I am not urging anyone to make a public nuisance of themselves in the interests of garnering their moment in the sun. But it is worthwhile for us to remember that, as Pirkei Avos teaches, each of us has our unique hour. A moment in time when we will rise from obscurity and shine.

It may not be a public shining. Our mission may encompass simply raising little ones to the truth of Torah and a firm commitment to our Father above. It may stretch a bit farther to include activities that benefit our communities and our cities. For a select few, their mission will impact the destiny of the entire nation. There are heroes and heroines in our national saga who stood in the spotlight for a very brief time indeed. But they left an impact. They made a change. And they will never be forgotten.

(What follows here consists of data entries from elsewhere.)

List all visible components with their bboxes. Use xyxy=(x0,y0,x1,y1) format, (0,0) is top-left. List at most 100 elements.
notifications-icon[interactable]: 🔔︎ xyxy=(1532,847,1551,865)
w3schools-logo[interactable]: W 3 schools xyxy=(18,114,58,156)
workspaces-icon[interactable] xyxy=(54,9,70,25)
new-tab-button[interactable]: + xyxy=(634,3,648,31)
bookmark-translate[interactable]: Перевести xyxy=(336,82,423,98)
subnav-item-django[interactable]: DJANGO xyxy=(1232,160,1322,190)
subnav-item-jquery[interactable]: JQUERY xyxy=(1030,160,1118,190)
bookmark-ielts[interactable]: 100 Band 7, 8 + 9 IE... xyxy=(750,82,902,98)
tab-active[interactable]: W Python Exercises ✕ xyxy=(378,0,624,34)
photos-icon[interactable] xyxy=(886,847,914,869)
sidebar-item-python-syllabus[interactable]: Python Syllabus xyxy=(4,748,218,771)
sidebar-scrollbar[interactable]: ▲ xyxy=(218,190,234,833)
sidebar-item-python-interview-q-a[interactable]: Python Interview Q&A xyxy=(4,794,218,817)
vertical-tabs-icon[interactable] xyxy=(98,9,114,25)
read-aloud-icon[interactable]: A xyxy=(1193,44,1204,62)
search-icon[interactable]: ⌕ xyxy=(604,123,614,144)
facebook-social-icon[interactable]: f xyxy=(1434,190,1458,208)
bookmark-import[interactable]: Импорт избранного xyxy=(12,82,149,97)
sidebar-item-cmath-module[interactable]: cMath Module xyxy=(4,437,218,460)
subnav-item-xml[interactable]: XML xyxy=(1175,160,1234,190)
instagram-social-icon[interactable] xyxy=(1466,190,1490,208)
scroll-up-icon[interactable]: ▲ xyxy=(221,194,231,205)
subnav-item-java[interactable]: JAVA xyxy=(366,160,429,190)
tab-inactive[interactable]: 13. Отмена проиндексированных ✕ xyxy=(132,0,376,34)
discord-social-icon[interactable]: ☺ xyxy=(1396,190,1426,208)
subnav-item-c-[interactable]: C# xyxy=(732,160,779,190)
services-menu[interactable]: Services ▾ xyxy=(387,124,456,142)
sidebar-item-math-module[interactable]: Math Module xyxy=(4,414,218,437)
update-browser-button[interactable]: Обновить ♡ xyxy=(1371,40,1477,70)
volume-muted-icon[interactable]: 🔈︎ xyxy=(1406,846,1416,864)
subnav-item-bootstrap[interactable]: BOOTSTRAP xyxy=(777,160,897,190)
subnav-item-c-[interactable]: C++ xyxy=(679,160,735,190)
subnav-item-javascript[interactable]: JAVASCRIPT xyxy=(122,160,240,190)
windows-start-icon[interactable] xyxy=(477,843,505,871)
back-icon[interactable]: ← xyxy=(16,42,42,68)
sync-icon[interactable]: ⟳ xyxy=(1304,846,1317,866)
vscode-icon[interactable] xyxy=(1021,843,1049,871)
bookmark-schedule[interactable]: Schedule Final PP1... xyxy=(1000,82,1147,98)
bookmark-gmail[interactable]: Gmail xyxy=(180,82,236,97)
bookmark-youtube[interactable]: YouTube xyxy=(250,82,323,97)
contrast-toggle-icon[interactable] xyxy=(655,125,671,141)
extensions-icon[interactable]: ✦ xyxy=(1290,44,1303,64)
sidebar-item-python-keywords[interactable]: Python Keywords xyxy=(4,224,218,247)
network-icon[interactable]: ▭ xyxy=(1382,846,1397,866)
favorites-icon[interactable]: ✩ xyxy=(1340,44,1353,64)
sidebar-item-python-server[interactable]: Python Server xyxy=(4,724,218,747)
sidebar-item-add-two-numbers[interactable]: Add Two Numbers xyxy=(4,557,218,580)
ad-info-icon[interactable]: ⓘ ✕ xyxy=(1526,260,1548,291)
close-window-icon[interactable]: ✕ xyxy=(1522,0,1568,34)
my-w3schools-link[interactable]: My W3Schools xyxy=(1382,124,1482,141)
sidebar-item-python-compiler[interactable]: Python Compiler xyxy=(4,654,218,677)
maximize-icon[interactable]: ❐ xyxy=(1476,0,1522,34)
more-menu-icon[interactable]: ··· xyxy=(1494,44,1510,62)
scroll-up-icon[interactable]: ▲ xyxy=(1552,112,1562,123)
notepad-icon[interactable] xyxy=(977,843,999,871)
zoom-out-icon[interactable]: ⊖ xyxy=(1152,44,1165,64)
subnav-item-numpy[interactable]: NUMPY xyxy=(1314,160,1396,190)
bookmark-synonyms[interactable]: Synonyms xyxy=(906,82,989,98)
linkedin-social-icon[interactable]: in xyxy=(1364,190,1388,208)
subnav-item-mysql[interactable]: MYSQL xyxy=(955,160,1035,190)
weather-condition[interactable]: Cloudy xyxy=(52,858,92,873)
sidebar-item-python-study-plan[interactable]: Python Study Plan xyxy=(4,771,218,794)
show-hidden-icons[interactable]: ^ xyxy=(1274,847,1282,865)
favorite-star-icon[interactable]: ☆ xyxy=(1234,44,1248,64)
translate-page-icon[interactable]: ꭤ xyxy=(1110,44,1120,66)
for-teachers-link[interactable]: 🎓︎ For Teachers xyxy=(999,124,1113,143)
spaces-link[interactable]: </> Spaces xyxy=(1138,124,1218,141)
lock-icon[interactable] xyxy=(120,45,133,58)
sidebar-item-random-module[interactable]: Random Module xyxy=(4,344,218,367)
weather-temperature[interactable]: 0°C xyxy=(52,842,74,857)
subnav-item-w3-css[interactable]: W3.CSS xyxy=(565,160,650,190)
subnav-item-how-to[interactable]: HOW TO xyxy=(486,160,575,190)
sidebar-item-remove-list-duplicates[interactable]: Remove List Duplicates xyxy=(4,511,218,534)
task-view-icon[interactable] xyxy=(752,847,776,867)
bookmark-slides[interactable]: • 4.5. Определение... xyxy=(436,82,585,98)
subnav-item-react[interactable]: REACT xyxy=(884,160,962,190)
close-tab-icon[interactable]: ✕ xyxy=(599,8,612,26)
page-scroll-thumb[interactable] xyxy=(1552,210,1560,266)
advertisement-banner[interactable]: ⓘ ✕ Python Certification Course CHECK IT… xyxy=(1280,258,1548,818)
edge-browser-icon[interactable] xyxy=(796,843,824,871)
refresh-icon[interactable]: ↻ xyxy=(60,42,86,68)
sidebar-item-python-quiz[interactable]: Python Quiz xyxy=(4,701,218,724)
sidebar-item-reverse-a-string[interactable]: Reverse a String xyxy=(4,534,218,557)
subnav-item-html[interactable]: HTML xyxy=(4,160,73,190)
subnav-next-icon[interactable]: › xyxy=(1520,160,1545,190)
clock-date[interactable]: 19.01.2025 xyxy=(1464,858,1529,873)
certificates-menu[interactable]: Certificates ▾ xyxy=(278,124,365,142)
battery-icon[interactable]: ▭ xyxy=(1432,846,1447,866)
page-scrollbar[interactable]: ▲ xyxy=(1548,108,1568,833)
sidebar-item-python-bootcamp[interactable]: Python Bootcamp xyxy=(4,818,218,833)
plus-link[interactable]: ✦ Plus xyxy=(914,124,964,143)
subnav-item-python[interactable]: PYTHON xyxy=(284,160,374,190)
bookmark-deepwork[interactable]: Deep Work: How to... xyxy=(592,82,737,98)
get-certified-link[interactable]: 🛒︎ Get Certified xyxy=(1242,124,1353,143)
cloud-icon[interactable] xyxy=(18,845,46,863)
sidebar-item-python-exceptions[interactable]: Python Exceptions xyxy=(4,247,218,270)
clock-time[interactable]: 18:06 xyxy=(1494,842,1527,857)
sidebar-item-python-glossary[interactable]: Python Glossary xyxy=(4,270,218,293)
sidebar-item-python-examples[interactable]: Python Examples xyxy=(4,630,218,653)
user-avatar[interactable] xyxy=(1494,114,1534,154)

If this is true for each of us as individuals, how much more so for all of us together, as a people! For thousands of years, we have stoically endured the darkness of golus. At times, life has been productive and pleasant; at others, it’s been soaked in blood and tears. Through it all, like the humble cicada, we await the signal that will tell us that our long wait is over.

When that moment comes, united in purpose we will burst out of the darkness. We will emerge onto the stage of history for a dazzling final act in which the apparent heroes of the drama slink off into the wings, and the character with the most steadfast heart throws off his rags and is revealed as the true star of the show.

Everyone has his hour. Even the lowly cicada.

The plague of locusts is coming, and I am not looking forward to it. In fact, I’m rather dreading it.

But maybe I can find some consolation in remembering the lesson of the cicada. A message of renewal, of the passionate pursuit of life, and of the reward in store for those who wait patiently and faithfully for their hour to come, no matter how long it may take.